„Selbigen Abend als das Treffen sich geendet, ward das Städtlein Hoechst von den Ligistischen wieder eingenommen und alle Braunschweigische, so da betreten, niedergemacht. Das Schloß war mit einer ziemlichen Guarnison besetzt, deren Befehlshaber sich revolvieret, wann sie kein Quartier haben koenten, wolten sie Feuer in das Pulver stecken, und sich also mit dem Schloß in die Luft sprengen: Darauf ihnen zwar Quartier versprochen, und mit weissen Staeben abzuziehen veraccordiert worden. Weil sie aber zuvor so heftig daselbst tyrannisieret und die armen Weibs=Personen und Kinder unverschuldter Weise niedergehauen, auch einen alten Pfaffen castrieret, hat General Tilly, aus Antrieb des obersten Leutenants Einetten, sie alle niederhauen lassen.“
So beschrieb Johann Philipp Abelin im 1662 in Frankfurt erschienenen ersten Band des „Theatrum Europaeum“ (S. 633) einen der Schlussakte der Schlacht bei Höchst, die 40 Jahre vorher, am 20.6.1622, stattgefunden hatte. Höchst war damals noch kein Teil von Frankfurt, sondern Mainzer Territorium und damit katholisch. Die ligistischen Truppen, die der katholischen Liga also, gewannen diese Schlacht gegen die protestantischen Verbände unter der Führung Christians von Braunschweig-Wolfenbüttel und eroberten Höchst für die Katholiken zurück. Wie aber war es zu dieser Schlacht gekommen?
Knapp zwei Monate vorher, am 27.4.1622 hatte Tilly, der bekannte katholische Heerführer, bei Mingolsheim in der Nähe von Karlsruhe eine Niederlage gegen ein von Ernst von Mansfeld geführtes Heer des sogenannten Winterkönigs von Böhmen, Pfalzgraf Friedrich V., erlitten (die Annahme der böhmischen Krone durch Friedrich hatte eine wesentliche Rolle beim Ausbruch des Dreißigjährigen Krieges gespielt). Infolgedessen zog er sich mit seinen Truppen zurück. Um diese Situation auszunutzen und sein Heer mit dem Mansfelds und dem von Georg Friedrich von Baden-Durlach zu vereinigen, was eine Übermacht gegenüber den Katholiken gebracht hätte, zog der (nach seiner Geburtsstadt so benannte) „tolle Halberstädter“, der auch als „wilder Herzog“ bezeichnet wurde, und gerade einmal 23 Jahre alt war, nach Süden. Am 15.6. erreichte er mit seinem Heer von 12.000 Mann Infanterie, 5.000 Mann Kavallerie und drei Geschützen Mainzer Gebiet. Eine Mainüberquerung in Frankfurt, wo es eine Brücke gab, war nicht möglich, weil Frankfurt, damals eine freie Reichsstadt, neutral bleiben wollte, und sich deshalb weigerte, Zutritt zu gewähren. Um den Main überqueren und dafür eine Brücke bauen zu können, eroberte eine Vorhut von Christians Truppen deshalb gegen schweren Widerstand die Stadt Höchst.
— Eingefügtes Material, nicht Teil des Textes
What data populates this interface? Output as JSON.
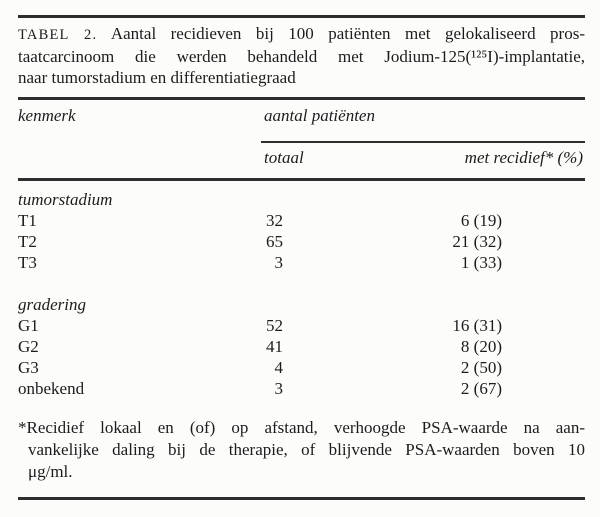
{
  "table": {
    "caption": {
      "label": "TABEL 2.",
      "line1_rest": "Aantal recidieven bij 100 patiënten met gelokaliseerd pros-",
      "line2": "taatcarcinoom die werden behandeld met Jodium-125(¹²⁵I)-implantatie,",
      "line3": "naar tumorstadium en differentiatiegraad"
    },
    "header": {
      "col1": "kenmerk",
      "group": "aantal patiënten",
      "sub1": "totaal",
      "sub2": "met recidief* (%)"
    },
    "sections": [
      {
        "title": "tumorstadium",
        "rows": [
          {
            "label": "T1",
            "totaal": "32",
            "recidief": "6 (19)"
          },
          {
            "label": "T2",
            "totaal": "65",
            "recidief": "21 (32)"
          },
          {
            "label": "T3",
            "totaal": "3",
            "recidief": "1 (33)"
          }
        ]
      },
      {
        "title": "gradering",
        "rows": [
          {
            "label": "G1",
            "totaal": "52",
            "recidief": "16 (31)"
          },
          {
            "label": "G2",
            "totaal": "41",
            "recidief": "8 (20)"
          },
          {
            "label": "G3",
            "totaal": "4",
            "recidief": "2 (50)"
          },
          {
            "label": "onbekend",
            "totaal": "3",
            "recidief": "2 (67)"
          }
        ]
      }
    ],
    "footnote_lines": [
      "*Recidief lokaal en (of) op afstand, verhoogde PSA-waarde na aan-",
      "vankelijke daling bij de therapie, of blijvende PSA-waarden boven 10",
      "μg/ml."
    ]
  },
  "chart_data": {
    "type": "table",
    "title": "TABEL 2. Aantal recidieven bij 100 patiënten met gelokaliseerd prostaatcarcinoom die werden behandeld met Jodium-125(¹²⁵I)-implantatie, naar tumorstadium en differentiatiegraad",
    "columns": [
      "kenmerk",
      "totaal",
      "met recidief* (%)"
    ],
    "rows": [
      [
        "tumorstadium",
        null,
        null
      ],
      [
        "T1",
        32,
        "6 (19)"
      ],
      [
        "T2",
        65,
        "21 (32)"
      ],
      [
        "T3",
        3,
        "1 (33)"
      ],
      [
        "gradering",
        null,
        null
      ],
      [
        "G1",
        52,
        "16 (31)"
      ],
      [
        "G2",
        41,
        "8 (20)"
      ],
      [
        "G3",
        4,
        "2 (50)"
      ],
      [
        "onbekend",
        3,
        "2 (67)"
      ]
    ],
    "footnote": "*Recidief lokaal en (of) op afstand, verhoogde PSA-waarde na aanvankelijke daling bij de therapie, of blijvende PSA-waarden boven 10 μg/ml."
  },
  "colors": {
    "background": "#fcfcfb",
    "text": "#1c1c1c",
    "rule": "#2e2e2e"
  }
}
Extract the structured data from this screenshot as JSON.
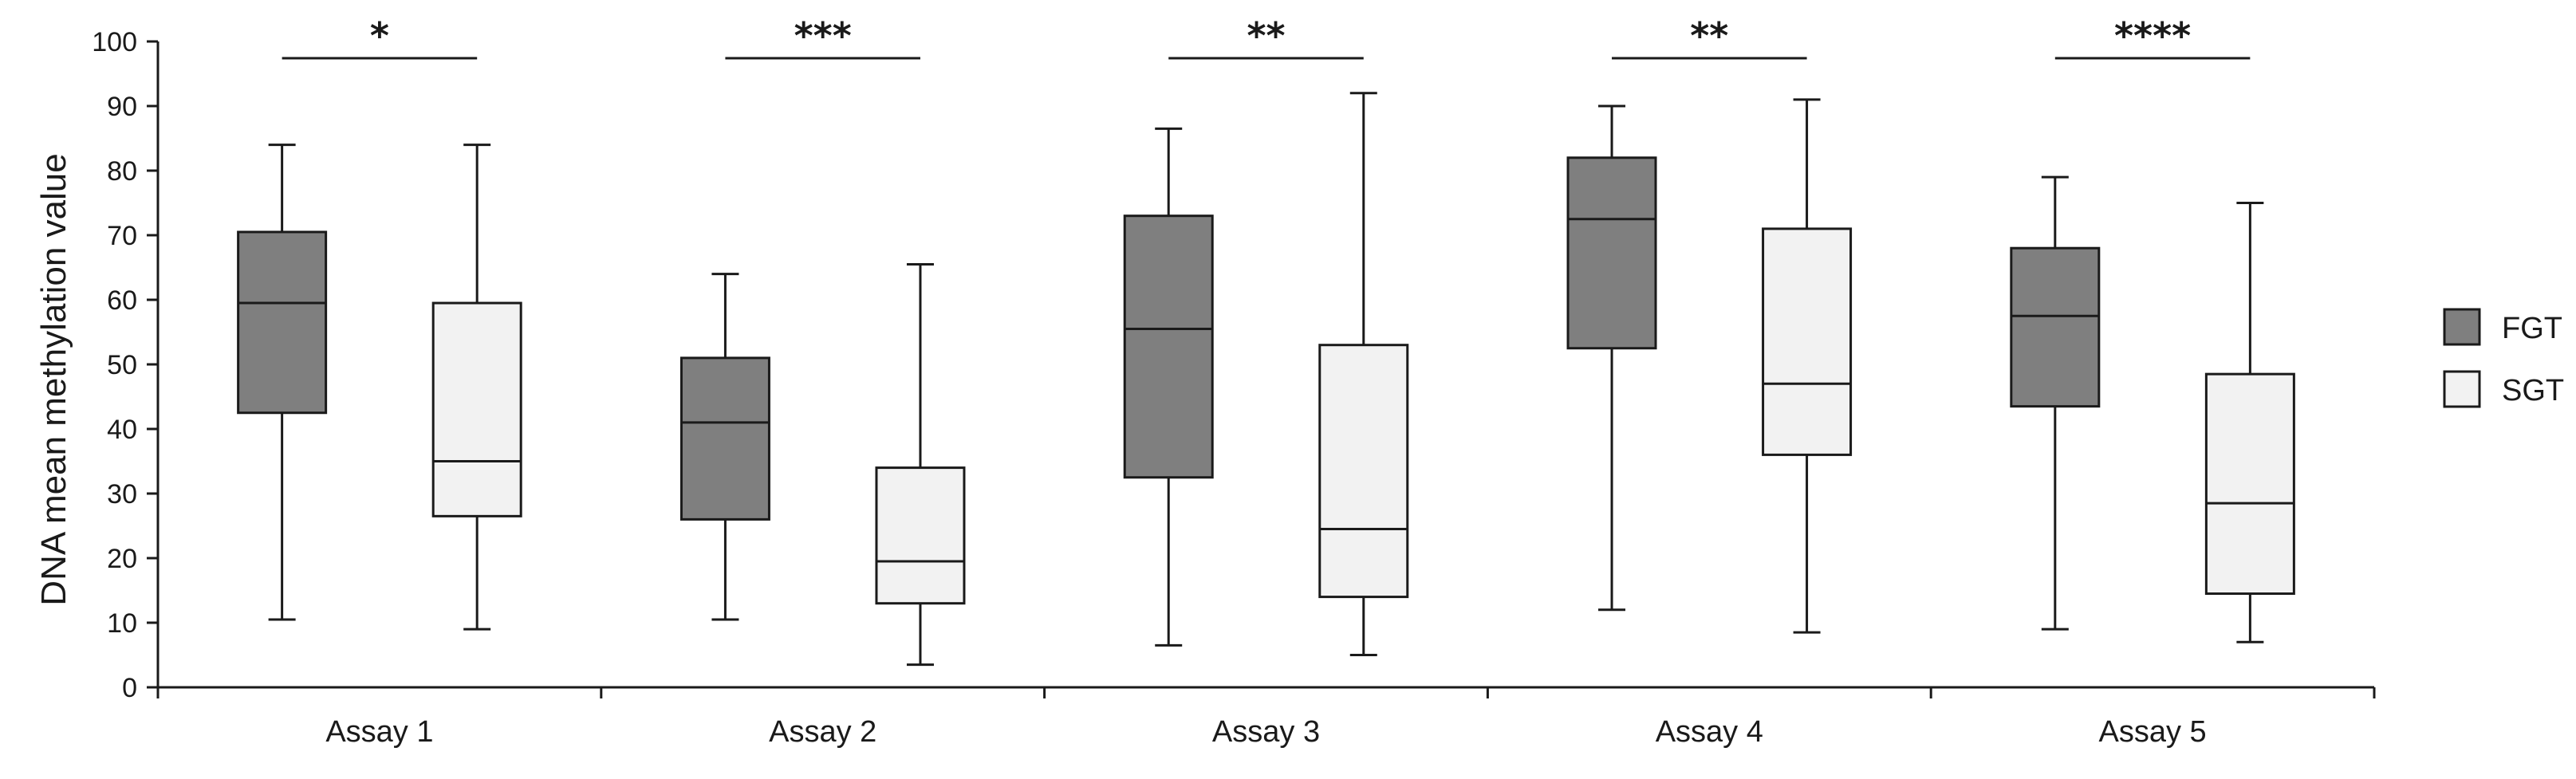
{
  "chart_data": {
    "type": "boxplot",
    "title": "",
    "xlabel": "",
    "ylabel": "DNA mean methylation value",
    "ylim": [
      0,
      100
    ],
    "yticks": [
      0,
      10,
      20,
      30,
      40,
      50,
      60,
      70,
      80,
      90,
      100
    ],
    "grid": false,
    "legend_position": "right",
    "categories": [
      "Assay 1",
      "Assay 2",
      "Assay 3",
      "Assay 4",
      "Assay 5"
    ],
    "series": [
      {
        "name": "FGT",
        "color": "#7f7f7f",
        "boxes": [
          {
            "min": 10.5,
            "q1": 42.5,
            "median": 59.5,
            "q3": 70.5,
            "max": 84.0
          },
          {
            "min": 10.5,
            "q1": 26.0,
            "median": 41.0,
            "q3": 51.0,
            "max": 64.0
          },
          {
            "min": 6.5,
            "q1": 32.5,
            "median": 55.5,
            "q3": 73.0,
            "max": 86.5
          },
          {
            "min": 12.0,
            "q1": 52.5,
            "median": 72.5,
            "q3": 82.0,
            "max": 90.0
          },
          {
            "min": 9.0,
            "q1": 43.5,
            "median": 57.5,
            "q3": 68.0,
            "max": 79.0
          }
        ]
      },
      {
        "name": "SGT",
        "color": "#f2f2f2",
        "boxes": [
          {
            "min": 9.0,
            "q1": 26.5,
            "median": 35.0,
            "q3": 59.5,
            "max": 84.0
          },
          {
            "min": 3.5,
            "q1": 13.0,
            "median": 19.5,
            "q3": 34.0,
            "max": 65.5
          },
          {
            "min": 5.0,
            "q1": 14.0,
            "median": 24.5,
            "q3": 53.0,
            "max": 92.0
          },
          {
            "min": 8.5,
            "q1": 36.0,
            "median": 47.0,
            "q3": 71.0,
            "max": 91.0
          },
          {
            "min": 7.0,
            "q1": 14.5,
            "median": 28.5,
            "q3": 48.5,
            "max": 75.0
          }
        ]
      }
    ],
    "significance": [
      "*",
      "***",
      "**",
      "**",
      "****"
    ]
  }
}
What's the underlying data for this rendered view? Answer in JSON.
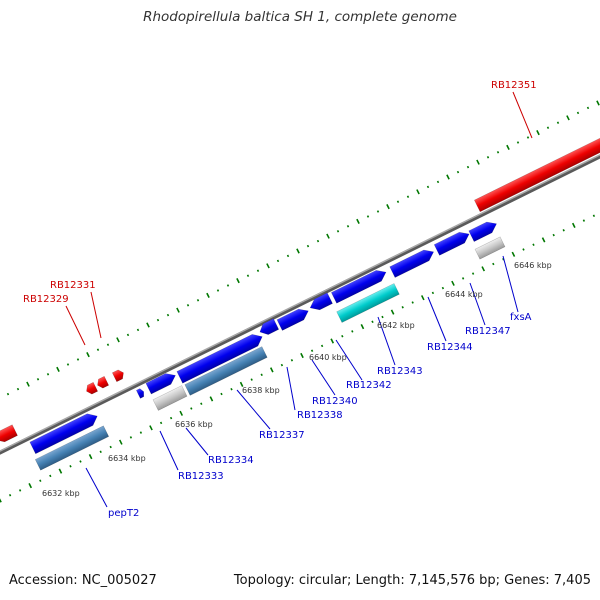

Die Gewalt, die den Einwohnern dann angetan wurde, klingt in der oben zitierten Textpassage an – sie war allerdings beiden Kriegsparteien gemeinsam, die andere rächte sich nach der Rückeroberung durch „Niederhauen“ der Besatzer, ein modernes Kriegsrecht gab es noch nicht. Das Material – vor allem Holz – für den dann folgenden Brückenbau wurde teilweise in Frankfurt gekauft. Nach der Mainüberquerung organisierten sich die Truppen in Sossenheim, heute ein Stadtteil von Frankfurt, damals ein unabhängiges Dorf.
Derweil näherten sich die Truppen Tillys, die Anfang Mai in der Schlacht bei Wimpfen das Heer Georg Friedrichs von Baden-Durlach geschlagen hatten. Ihr Ziel war es, die Vereinigung der Heere Christian von Braunschweigs und Ernst von Mansfelds zu verhindern. An dem schwer befestigten Frankfurt und dem Dorf Rödelheim (heute ebenfalls ein Stadtteil von Frankfurt) vorbei zogen die Katholiken – das Heer Tillys wurde durch das des spanischen Heerführers Gonzalo Fernández de Córdoba verstärkt – in Richtung Main. Mit 16.000 Infanteristen und 13.000 Reitern war das katholische Heer dem evangelischen zahlenmäßig überlegen, vor allem aber verfügte es über deutlich mehr Geschütze.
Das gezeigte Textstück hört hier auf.